Structural geology is a subfield within geology which focuses on the study of geological structures, with the goal of learning how, when, and why they formed. There are a number of applications for structural geology, ranging from determining where valuable mineral resources might be buried to assessing land to determine whether or not it is safe to build on. Practitioners in this field usually have a bachelor's degree in structural geology, and they may have pursued graduate work as well.
A structural geologist examines geological phenomena, looking specifically for signs of deformation which show the kinds of stress put on the rock as it formed. Deformation can reveal the angle of stress, the origins of the stress, and its intensity, with the geologist also examining the composition of the rock. By looking at how things form and change over time, specialists in structural geology can draw a number of conclusions which may be used to gain a deeper understanding of geology.
In some cases, structural geology is concerned with the history of the Earth. The study of plate tectonics is a form of structural geology, using deformations in existing rock structures to follow the movements of the Earth's crust. Structural geologists can draw connections between similar geologic formations, explore the conditions which must have been present when various geological features formed, and learn about ongoing geological processes such as mountain formation.
Economically, structural geology is very important. Understanding the process of geological formation and being able to analyze deformation patterns can allow geologists to identify geologic features which may hold pockets of economically useful minerals and resources such as petroleum. Structural geologists also assess geologic risks, ranging from sinkholes to volcanoes, which could be of concern to communities and developers. A structural geologist can also be called in after an accident or geologic event to examine what happened and why it occurred, with the goal of preventing property damage and loss of life in the future.

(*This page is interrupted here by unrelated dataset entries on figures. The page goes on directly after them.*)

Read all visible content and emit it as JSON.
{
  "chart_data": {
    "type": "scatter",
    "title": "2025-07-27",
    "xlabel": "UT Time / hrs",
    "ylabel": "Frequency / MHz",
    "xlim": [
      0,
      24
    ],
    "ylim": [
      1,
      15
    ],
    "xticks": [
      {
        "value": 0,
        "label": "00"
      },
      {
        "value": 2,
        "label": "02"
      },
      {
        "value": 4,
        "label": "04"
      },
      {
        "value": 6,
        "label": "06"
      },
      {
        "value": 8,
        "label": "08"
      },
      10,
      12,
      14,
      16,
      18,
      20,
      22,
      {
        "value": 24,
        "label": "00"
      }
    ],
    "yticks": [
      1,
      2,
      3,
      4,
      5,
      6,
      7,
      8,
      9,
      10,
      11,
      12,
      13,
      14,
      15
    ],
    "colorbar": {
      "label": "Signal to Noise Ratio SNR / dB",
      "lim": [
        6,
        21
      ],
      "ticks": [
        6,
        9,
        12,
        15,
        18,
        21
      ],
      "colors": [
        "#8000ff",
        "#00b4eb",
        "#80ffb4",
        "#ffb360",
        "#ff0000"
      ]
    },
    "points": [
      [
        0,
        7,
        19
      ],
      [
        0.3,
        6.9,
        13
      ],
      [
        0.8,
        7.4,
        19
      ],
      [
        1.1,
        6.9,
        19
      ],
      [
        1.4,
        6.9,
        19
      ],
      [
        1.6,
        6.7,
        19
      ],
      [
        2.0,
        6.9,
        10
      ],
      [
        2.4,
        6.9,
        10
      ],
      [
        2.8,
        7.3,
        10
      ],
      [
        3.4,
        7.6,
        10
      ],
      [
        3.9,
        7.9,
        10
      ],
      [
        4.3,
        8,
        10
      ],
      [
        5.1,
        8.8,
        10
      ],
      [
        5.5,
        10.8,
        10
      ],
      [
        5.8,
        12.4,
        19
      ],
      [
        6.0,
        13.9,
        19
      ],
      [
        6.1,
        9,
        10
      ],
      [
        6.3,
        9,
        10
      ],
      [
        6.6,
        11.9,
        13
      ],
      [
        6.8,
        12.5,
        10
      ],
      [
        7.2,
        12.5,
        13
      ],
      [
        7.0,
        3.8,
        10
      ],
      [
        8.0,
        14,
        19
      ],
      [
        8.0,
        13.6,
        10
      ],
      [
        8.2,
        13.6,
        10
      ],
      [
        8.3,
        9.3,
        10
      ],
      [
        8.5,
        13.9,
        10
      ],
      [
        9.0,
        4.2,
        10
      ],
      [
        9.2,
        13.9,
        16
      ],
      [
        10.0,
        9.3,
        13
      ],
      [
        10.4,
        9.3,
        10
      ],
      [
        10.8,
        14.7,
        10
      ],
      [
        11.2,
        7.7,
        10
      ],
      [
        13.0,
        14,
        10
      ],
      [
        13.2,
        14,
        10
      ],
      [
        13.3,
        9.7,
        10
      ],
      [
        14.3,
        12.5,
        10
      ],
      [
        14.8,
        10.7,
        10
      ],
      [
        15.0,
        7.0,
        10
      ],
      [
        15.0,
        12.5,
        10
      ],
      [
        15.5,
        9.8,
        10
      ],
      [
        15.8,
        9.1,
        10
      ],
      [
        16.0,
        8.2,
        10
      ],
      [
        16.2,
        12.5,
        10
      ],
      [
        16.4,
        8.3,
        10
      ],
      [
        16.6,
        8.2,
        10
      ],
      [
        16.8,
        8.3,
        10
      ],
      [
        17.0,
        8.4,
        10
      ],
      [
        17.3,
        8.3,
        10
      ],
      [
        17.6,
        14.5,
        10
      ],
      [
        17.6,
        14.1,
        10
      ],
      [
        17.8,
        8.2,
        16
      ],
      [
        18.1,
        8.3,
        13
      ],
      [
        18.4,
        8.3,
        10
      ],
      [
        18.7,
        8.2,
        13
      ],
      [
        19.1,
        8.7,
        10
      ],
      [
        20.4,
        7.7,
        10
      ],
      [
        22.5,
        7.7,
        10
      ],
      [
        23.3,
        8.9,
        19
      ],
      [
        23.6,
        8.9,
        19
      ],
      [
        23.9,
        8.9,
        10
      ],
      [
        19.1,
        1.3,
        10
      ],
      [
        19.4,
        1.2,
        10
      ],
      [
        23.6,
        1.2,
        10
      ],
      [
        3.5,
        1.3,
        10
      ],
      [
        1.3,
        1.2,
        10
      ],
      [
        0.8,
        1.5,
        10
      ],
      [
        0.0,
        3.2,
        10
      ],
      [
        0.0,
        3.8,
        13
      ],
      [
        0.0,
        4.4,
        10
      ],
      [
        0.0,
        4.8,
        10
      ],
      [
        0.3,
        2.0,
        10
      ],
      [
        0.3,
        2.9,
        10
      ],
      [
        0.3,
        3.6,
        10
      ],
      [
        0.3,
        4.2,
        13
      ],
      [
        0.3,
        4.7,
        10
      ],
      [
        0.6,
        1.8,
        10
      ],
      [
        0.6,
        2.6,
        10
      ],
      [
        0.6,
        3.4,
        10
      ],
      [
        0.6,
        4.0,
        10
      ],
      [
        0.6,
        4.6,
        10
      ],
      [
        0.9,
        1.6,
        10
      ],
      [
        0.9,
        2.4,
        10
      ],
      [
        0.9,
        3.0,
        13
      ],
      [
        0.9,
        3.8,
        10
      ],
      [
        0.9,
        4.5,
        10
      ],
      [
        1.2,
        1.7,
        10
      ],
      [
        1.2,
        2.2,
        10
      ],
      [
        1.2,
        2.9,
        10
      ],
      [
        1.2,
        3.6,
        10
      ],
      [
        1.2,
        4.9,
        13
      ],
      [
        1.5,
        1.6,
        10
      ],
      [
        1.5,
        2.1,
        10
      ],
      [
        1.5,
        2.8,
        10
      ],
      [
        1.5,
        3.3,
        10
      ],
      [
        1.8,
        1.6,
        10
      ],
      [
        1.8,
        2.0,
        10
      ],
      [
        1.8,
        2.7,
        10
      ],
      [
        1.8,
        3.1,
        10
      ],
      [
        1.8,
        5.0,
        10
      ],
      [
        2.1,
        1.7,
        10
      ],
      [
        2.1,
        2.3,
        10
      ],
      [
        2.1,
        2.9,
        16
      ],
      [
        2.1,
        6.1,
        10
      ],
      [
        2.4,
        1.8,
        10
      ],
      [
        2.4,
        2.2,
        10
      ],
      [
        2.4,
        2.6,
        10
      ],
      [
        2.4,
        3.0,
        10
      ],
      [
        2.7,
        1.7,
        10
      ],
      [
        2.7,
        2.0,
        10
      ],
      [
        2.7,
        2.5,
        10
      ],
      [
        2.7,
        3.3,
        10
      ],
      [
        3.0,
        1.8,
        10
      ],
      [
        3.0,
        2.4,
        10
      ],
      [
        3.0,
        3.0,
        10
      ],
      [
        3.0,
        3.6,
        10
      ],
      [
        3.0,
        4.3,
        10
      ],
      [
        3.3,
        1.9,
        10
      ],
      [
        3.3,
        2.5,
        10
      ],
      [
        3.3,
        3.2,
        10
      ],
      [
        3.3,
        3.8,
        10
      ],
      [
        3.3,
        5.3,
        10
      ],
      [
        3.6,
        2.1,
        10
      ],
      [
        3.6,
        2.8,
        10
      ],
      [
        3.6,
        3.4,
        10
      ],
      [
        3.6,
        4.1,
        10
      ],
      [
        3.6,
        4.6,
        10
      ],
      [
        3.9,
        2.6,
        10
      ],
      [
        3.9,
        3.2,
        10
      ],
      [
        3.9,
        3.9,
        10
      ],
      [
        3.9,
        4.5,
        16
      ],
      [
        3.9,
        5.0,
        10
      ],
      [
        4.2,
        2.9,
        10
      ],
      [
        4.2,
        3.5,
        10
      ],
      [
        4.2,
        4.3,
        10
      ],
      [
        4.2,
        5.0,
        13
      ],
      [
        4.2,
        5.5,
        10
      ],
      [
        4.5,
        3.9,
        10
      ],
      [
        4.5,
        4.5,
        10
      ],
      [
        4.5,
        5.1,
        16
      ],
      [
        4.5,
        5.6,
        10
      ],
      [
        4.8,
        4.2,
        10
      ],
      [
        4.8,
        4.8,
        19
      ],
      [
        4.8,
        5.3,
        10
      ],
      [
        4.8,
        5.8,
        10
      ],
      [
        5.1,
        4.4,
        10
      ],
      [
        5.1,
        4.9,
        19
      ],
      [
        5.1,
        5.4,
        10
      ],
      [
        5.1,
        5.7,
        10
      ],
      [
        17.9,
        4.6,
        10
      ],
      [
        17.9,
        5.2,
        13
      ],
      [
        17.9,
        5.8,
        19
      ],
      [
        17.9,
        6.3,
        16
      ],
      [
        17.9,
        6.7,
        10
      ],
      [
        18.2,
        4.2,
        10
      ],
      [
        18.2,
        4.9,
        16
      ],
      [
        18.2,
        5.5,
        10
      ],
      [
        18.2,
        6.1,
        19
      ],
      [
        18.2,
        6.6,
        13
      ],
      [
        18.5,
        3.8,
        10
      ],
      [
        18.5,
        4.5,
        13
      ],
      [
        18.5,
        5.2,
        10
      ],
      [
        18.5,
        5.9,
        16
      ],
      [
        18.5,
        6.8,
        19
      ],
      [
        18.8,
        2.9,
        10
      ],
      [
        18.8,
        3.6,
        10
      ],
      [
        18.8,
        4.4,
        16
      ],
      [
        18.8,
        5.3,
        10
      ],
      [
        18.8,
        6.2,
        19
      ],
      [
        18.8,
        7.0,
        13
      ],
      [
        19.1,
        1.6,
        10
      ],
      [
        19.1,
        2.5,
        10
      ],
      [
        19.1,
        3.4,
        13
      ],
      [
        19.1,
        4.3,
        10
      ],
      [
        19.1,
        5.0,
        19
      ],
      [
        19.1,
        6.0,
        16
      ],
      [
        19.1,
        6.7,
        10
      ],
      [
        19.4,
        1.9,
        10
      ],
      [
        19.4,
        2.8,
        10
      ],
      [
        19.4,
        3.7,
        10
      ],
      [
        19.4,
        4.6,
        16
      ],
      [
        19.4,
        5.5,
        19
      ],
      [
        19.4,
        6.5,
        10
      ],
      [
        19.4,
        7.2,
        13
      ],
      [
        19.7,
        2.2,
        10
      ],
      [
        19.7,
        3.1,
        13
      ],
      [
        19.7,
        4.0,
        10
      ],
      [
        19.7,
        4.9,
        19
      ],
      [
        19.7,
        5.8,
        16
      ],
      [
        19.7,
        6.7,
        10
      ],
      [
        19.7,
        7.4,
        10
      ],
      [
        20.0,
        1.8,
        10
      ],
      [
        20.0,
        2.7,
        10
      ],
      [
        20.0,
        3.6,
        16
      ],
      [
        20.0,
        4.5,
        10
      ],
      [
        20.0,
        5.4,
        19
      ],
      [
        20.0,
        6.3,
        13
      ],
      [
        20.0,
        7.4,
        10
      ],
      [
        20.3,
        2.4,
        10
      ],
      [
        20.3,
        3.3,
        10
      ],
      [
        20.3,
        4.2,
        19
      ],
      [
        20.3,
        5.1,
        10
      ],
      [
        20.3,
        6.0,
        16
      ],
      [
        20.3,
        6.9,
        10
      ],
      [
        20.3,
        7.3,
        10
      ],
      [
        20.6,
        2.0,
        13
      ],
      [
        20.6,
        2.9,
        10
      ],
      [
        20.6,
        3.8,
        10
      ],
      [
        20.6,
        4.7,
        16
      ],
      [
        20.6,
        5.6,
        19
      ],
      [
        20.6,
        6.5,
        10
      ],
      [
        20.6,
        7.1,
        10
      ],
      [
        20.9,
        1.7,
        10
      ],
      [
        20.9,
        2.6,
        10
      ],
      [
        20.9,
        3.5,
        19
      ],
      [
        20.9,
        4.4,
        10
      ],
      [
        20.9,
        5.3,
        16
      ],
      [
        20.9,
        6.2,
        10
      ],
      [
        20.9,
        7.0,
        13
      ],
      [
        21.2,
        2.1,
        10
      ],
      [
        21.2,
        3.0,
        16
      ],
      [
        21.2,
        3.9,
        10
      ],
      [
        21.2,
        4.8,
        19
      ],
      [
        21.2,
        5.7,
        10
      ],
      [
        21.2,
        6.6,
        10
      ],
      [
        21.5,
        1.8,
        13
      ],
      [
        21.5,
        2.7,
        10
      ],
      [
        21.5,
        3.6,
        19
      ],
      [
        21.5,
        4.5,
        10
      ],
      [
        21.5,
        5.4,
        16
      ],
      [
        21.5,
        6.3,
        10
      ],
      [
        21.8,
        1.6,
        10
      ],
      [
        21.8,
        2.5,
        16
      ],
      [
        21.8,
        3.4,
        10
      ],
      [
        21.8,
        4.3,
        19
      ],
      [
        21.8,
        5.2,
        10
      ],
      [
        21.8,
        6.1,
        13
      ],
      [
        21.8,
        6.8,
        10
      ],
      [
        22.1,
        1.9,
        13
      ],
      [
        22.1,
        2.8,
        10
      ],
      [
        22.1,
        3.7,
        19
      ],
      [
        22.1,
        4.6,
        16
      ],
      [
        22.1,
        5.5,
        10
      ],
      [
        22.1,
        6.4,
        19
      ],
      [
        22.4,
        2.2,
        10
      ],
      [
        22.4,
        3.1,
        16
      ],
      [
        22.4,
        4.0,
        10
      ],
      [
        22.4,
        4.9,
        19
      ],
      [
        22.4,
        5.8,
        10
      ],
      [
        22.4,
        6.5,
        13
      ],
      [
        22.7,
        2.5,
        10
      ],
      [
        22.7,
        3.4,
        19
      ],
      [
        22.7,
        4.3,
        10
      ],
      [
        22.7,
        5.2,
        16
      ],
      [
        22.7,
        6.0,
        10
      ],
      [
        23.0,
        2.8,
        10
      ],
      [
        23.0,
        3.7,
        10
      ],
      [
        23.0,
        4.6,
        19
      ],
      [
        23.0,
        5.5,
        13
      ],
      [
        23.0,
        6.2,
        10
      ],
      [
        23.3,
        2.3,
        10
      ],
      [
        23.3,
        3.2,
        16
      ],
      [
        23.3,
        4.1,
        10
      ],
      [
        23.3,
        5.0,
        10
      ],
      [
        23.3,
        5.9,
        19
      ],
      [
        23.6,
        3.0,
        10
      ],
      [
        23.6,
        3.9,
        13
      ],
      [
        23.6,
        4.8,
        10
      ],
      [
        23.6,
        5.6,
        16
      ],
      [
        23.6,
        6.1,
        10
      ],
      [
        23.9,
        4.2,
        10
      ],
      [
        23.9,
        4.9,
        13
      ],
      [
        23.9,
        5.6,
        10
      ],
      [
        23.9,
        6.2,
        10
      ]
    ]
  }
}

Structural geology can take place in the field, with geologists making site visits to examine formations of interest personally, and in the lab. Structural geologists use a variety of equipment in the work, including computers for complex calculations, spectrometers to determine the mineral content of rock, and satellite or aerial photography to get a broad view of an area of interest. Because the scale of structural geology can be so large, the ability to step back and get a sweeping view is critical to fully understanding the geological processes at work in a given area of the world.